An hour ago, he had paid two hundred florins for this child. The boy's father, a destitute mercenary soldier who got his legs chopped off in battle while fighting the moors of Iberia, would not go for a hundred, the usual amount he would pay for little boys. The man insisted on two hundred, take it or leave it, thank you very much. He did not like the man's attitude and how he would look at his face intently and then sneer at him. He had a mind to plunge into the man's throat the stiletto he was fingering inside his monk habit. Curiosity got the better of him however. Any man would sell his child for fifty florins these days and would even throw in the proverbial wife just to seal the deal. And yet, this man refused his offer of a hundred. He decided he would kill the man later. He took out the leather purse from inside his robes and counted two hundred florins, the man greedily snatching every coin as they settled into the table. Only after the last coin left his palm did the man reveal the child's location. The child was playing by the river, the man had said, without so much as a glance at him.

Seraphin?

The child was truly a creature of heaven. The fat lady would be very pleased. 'Bring me a handsome little boy,' she had said, like she was just buying a cow. 'I'll give you three hundred for it. Five hundred if the child is very handsome and will pass as a noble child.' He was a bit surprised when he first met her. He wasn't expecting his latest client to be a woman. And a hideously fat woman at that. Normally, he would have bishops, abbots, men of the nobility, rich merchants and priests. Sometimes a monk or two. But never a lady. Well, to each his own pleasure. He smiled at the thought. As long as they pay, of course. He stifled a laugh.

Cherubim?

He had found the right word at last. The boy really looked like one of those painted cherubs in the chapel ceiling of the monastery where he used to live as a child. And he had bought him at a bargain.

Cherubim.

He wondered why he had forgotten the word.
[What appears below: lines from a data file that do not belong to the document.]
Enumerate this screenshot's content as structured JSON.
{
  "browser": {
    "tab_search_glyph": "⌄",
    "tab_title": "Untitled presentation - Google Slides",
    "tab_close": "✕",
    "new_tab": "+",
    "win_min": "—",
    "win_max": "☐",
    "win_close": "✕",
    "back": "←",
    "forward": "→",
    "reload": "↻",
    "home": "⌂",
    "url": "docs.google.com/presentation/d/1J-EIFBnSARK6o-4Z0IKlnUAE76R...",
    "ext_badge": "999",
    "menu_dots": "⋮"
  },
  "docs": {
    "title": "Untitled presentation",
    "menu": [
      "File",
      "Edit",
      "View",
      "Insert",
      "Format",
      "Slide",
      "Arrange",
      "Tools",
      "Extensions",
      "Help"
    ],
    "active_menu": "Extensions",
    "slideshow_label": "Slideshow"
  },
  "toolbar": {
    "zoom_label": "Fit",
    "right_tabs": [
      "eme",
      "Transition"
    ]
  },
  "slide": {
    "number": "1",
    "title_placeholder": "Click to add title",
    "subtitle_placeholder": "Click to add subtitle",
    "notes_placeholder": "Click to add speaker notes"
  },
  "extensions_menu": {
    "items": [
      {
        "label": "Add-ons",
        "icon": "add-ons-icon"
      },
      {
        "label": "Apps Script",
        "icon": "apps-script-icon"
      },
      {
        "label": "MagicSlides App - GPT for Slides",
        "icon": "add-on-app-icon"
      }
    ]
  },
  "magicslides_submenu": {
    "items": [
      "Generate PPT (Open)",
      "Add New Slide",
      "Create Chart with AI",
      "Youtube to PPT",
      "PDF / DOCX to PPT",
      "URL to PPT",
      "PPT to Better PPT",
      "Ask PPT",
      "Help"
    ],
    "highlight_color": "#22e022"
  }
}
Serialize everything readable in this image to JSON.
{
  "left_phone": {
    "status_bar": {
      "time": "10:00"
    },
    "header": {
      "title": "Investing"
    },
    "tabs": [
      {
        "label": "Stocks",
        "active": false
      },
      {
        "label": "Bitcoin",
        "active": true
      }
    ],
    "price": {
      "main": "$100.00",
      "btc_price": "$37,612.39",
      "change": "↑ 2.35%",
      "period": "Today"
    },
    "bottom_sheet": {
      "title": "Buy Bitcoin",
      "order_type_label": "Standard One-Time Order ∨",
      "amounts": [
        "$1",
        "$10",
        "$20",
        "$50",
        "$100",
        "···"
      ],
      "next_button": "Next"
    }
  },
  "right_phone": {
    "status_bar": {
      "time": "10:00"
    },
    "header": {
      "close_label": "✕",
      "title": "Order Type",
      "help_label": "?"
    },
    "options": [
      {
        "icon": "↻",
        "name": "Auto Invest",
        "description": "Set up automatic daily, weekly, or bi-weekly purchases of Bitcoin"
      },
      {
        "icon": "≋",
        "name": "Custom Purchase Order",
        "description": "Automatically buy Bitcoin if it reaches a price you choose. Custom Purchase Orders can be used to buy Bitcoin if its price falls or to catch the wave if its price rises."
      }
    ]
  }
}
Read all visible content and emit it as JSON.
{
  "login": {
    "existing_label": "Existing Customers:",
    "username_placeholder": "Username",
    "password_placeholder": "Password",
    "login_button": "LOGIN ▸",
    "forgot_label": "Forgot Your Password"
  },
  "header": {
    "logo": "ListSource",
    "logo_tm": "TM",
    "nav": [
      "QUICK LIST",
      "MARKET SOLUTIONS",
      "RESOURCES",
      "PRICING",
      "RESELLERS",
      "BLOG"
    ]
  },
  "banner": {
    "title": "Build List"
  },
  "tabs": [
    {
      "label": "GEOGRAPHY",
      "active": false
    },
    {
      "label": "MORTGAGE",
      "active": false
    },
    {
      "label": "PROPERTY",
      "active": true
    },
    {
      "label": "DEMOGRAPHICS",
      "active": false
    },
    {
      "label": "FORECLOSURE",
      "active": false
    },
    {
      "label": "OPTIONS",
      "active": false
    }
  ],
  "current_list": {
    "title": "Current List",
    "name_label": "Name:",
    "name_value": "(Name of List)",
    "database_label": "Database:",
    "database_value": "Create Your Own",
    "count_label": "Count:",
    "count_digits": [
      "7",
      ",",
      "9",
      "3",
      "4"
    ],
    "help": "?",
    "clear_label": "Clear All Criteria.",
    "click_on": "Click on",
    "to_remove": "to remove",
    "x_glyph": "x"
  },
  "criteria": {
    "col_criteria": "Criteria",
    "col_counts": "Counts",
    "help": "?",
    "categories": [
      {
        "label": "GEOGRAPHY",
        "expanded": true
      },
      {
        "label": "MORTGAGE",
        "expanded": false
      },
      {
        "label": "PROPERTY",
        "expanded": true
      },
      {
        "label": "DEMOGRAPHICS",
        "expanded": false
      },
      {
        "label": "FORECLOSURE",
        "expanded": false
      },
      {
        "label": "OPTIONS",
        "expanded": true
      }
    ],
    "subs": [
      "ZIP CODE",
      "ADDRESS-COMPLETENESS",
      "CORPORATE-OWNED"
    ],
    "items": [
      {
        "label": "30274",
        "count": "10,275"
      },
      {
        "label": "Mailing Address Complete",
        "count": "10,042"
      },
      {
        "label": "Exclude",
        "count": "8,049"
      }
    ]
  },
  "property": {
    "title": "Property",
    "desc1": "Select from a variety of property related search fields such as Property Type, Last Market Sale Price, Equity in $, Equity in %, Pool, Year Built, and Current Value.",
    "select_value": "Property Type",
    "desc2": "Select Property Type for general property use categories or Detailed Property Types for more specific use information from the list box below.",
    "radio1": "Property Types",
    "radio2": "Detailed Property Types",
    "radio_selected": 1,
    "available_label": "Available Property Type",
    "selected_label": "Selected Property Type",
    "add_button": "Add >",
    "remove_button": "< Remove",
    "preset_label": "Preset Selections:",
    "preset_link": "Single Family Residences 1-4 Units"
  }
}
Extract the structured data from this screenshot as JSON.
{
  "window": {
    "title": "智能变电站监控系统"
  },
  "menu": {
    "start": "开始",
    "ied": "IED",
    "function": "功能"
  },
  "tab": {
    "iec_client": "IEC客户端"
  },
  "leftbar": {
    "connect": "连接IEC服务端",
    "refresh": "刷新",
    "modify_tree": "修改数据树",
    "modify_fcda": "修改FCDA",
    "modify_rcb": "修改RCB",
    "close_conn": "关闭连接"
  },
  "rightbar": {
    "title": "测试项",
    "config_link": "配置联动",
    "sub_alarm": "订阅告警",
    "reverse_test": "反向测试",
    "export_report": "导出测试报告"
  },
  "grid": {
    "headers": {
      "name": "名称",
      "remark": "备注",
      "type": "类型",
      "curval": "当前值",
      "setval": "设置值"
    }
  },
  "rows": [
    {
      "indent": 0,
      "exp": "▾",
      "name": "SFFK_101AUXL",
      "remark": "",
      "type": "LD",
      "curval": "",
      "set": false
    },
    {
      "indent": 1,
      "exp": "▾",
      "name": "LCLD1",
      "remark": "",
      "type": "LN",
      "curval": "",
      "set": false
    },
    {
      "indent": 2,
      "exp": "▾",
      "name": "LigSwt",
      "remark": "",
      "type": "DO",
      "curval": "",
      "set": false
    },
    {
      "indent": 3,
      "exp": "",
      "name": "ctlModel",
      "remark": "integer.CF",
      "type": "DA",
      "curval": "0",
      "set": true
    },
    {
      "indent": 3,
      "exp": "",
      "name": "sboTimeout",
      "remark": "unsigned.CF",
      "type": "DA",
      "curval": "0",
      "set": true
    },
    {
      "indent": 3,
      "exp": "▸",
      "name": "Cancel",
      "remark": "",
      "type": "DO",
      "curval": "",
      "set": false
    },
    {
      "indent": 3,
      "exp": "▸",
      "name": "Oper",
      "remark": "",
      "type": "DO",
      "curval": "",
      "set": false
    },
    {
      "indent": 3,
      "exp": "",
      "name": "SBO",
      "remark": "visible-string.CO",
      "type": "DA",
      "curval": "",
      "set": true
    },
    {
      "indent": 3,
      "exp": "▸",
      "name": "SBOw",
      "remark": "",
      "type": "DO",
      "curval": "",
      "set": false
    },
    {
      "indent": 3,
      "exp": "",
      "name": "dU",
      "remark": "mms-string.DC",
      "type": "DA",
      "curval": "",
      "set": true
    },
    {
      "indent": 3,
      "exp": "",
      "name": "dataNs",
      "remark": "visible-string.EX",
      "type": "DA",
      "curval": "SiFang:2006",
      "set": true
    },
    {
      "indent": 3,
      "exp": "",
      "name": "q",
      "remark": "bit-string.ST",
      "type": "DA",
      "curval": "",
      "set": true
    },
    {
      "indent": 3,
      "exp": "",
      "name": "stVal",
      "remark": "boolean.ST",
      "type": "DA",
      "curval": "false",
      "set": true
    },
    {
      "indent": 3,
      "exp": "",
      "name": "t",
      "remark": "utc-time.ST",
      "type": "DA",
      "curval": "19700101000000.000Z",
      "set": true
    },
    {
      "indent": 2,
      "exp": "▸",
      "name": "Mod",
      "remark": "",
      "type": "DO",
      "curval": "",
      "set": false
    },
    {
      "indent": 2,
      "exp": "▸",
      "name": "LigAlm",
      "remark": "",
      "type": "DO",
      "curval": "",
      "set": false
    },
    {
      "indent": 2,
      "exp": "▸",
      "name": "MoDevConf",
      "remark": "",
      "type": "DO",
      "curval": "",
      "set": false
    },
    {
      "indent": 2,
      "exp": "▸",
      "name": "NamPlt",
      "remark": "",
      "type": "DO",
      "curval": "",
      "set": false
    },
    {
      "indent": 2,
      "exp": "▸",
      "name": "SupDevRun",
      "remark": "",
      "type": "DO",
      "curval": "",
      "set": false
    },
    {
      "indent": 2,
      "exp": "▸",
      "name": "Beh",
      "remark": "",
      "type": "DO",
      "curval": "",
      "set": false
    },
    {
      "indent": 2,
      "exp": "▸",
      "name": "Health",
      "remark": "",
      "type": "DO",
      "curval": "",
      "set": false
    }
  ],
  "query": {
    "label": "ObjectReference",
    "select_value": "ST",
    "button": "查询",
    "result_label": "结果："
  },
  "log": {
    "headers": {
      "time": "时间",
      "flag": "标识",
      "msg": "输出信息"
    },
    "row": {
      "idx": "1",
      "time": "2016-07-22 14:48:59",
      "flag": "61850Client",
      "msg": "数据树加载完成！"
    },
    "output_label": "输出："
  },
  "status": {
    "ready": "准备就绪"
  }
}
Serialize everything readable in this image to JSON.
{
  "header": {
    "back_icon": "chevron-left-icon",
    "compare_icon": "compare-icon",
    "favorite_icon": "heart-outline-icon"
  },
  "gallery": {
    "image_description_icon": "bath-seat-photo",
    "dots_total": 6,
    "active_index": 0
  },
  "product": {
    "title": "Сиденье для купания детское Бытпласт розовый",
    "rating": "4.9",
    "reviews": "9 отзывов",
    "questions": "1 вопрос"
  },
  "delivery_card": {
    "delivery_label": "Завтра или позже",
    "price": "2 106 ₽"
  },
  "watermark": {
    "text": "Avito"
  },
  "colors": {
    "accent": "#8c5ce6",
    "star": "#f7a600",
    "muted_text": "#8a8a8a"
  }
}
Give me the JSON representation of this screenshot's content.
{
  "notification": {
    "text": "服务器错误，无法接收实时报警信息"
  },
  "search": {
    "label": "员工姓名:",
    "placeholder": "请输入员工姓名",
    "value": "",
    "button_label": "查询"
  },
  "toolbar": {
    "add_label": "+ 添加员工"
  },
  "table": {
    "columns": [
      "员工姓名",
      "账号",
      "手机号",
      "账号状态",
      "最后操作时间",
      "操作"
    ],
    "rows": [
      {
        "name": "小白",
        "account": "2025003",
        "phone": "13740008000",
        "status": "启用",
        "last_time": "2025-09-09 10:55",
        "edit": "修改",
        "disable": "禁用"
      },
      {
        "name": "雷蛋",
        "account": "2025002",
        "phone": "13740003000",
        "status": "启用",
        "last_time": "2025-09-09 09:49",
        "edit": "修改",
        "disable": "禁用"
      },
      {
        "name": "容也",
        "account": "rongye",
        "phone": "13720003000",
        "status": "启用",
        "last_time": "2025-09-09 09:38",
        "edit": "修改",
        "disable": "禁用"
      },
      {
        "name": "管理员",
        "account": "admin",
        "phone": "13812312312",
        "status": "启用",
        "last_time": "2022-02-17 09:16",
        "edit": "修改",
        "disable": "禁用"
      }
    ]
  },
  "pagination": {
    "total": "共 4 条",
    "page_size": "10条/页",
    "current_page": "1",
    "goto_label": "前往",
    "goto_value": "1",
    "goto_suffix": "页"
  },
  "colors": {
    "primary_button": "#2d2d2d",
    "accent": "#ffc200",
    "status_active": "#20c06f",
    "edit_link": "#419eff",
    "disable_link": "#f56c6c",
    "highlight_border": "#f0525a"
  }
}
When he was still a boy of about thirteen and he was almost as beautiful as this child in the river, Brother Marino would visit him every night and call him 'my own cherub' while he fondled him. He used to be his favorite boy, until he caught the plague that ate his once handsome face away. After which he was unceremoniously thrown into the pit where plague-ridden bodies were deposited. They thought he was dead. He survived, however, and went back to the monastery and killed Brother Marino by inserting a barbed arrow into his backside.

Cherubim.

The man without a face stood up from behind the shrubberies where he was silently watching and walked towards the child. Without even a word, he grabbed the surprised child from behind and punched him lightly on the side of his belly. The child went limp immediately. He carried him towards his horse, as one would carry a livestock, and deposited him unceremoniously on top of his horse. He then went back to the soldier's shack. An ear-splitting scream was heard from inside the house followed by a gurgling sound, like a man choking on his own blood. The gurgling sound could still be heard when the man stepped out of the house.

Cherubim.

The man without a face was taking the cherubim to Carcassonne.